Uma parada durante a subida ao Gokyo Ri (5.357m). Foto: Jota Marincek
 

Embarcamos em São Paulo dia 17 de abril e depois de uma conexão em Abu Dhabi, pousamos no aeroporto internacional de Katmandu por volta das 17h do dia 19. Mesmo depois de uma longa viagem, ninguém fica indiferente ao desembarcar no Nepal. Antes de tudo deve se ter em mente que este é um dos países mais pobres do mundo e isso fica bastante evidente nos primeiros momentos em solo nepalês, mas não se demora muito para perceber que não existe uma relação direta entre pobreza/riqueza e felicidade, pois aqui se encontra um povo muito solícito, simpático e risonho.

 

Depois de aproximadamente 20 minutos e muitas buzinadas conseguimos chegar no bairro turístico, Thamel, onde está localizado o hotel que nos aguarda. O Thamel é uma loucura... A exportação de artesanatos está entre as maiores fontes de renda do país, juntamente com agricultura e turismo. Nas ruas do Thamel estão restaurantes, lojas de equipamentos de trekking e escalada, livrarias especializadas, cafeterias, pubs, empresas que organizam viagens de trekking, supermercados, câmeras e todos os tipos de acessórios fotográficos, casas de câmbio, cyber cafés e seus derivados e lojas de artesanato dos mais diversos tipos como adereços em pratas, tapetes, pashiminas, capas de almofada, relíquias antigas, grande variedade de artigos em papel reciclado, entre outros artigos.

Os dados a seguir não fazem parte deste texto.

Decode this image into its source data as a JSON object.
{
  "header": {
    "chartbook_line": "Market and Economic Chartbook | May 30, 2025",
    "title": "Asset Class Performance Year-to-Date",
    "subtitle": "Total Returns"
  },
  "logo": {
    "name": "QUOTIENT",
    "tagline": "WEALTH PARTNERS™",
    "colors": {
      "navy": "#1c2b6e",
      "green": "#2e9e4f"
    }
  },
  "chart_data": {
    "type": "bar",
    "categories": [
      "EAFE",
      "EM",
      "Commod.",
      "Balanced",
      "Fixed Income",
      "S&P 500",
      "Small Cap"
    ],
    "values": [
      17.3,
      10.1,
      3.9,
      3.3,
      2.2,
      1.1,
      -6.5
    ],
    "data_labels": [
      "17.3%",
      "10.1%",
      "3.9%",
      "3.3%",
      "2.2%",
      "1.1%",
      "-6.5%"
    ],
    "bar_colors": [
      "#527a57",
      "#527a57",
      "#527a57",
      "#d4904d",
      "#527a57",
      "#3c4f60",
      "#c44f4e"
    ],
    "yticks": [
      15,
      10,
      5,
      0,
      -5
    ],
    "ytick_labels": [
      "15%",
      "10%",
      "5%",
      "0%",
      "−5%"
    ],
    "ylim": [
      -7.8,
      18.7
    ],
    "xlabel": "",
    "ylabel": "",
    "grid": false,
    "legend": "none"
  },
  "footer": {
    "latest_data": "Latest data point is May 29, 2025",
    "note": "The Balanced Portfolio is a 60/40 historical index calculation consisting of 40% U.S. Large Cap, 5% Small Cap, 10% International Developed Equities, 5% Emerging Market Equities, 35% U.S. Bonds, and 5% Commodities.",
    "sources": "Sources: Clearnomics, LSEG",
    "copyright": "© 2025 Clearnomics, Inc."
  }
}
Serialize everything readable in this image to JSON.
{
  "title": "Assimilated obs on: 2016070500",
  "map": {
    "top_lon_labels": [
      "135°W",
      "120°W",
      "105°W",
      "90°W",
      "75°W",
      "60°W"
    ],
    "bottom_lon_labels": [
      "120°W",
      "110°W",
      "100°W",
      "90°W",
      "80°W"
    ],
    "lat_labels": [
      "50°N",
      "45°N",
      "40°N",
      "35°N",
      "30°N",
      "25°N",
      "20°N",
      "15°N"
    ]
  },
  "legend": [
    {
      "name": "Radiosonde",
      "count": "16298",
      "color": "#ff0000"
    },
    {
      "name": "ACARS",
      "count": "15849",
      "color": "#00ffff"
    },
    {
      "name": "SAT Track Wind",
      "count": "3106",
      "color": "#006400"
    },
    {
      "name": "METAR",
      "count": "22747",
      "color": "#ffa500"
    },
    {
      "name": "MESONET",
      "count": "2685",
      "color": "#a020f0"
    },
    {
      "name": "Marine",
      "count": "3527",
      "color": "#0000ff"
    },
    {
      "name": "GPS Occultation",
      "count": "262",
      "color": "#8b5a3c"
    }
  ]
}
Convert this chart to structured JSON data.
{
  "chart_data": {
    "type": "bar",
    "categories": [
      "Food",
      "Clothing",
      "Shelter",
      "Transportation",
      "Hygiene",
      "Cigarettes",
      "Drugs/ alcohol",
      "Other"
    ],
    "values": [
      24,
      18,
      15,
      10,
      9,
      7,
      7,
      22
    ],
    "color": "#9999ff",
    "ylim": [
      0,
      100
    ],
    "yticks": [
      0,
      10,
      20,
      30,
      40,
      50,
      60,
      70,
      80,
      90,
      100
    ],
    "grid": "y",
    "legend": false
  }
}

Passamos dois dias conhecendo sítios históricos e fazendo as últimas compras de equipamentos antes de partir para as montanhas. Nosso grupo era composto por oito brasileiros e sete nepaleses (4 carregadores, 1 guia e dois auxiliares, sendo um deles também responsável pela supervisão de nossa alimentação) e nosso objetivo era fazer Gokyo Ri, um pico a 5300m de onde se tem algumas das mais belas paisagens do Everest e demais gigantes do planeta (Lhotse, Nuptse, Makalu, Cho Oyu) e depois seguir pelo passo Cho La (5.400m) até o Kala Patar e Campo Base do Everest em um trekking de 17 dias.

     
 

Aqui cabe uma confissão: Apesar de amante da vida ao ar livre e sobretudo das montanhas, meu barato e motivação principal nunca foi a “conquista” dos picos, embora já tenha usufruído do prazer advindo da sensação que se tem quando se atinge o topo de uma montanha. Extraio minha motivação da possibilidade de uma interação plena e integrada com a natureza local, incluindo as pessoas que lá vivem e as que estou acompanhando. Neste sentido, o “como” estou me sentindo é preponderante sobre o “onde” estou e abdico prazerosamente da ideia de dormir em altas altitudes, que por si só já esgotam nossas energias. Diante deste contexto, minha maior preocupação nas viagens que lidero é criar e manter uma convivência harmônica entre os participantes e montar uma estrutura que possibilite atender às necessidades e características de cada um, mesmo que isso implique em dividirmos o grupo quando necessário.

Assim, considero muito importante que cada um encontre seu ritmo de caminhada, evitando-se a pressão nos mais lentos de terem de andar rápido e também a chateação que seria para os mais preparados fisicamente se tivessem de andar lentamente. Os primeiros dias de caminhada transcorreram tranquilamente com todos no grupo se aclimatando adequadamente e encontrando seu lugar na trilha, mas o destino traria algo totalmente imprevisto e novo para mim.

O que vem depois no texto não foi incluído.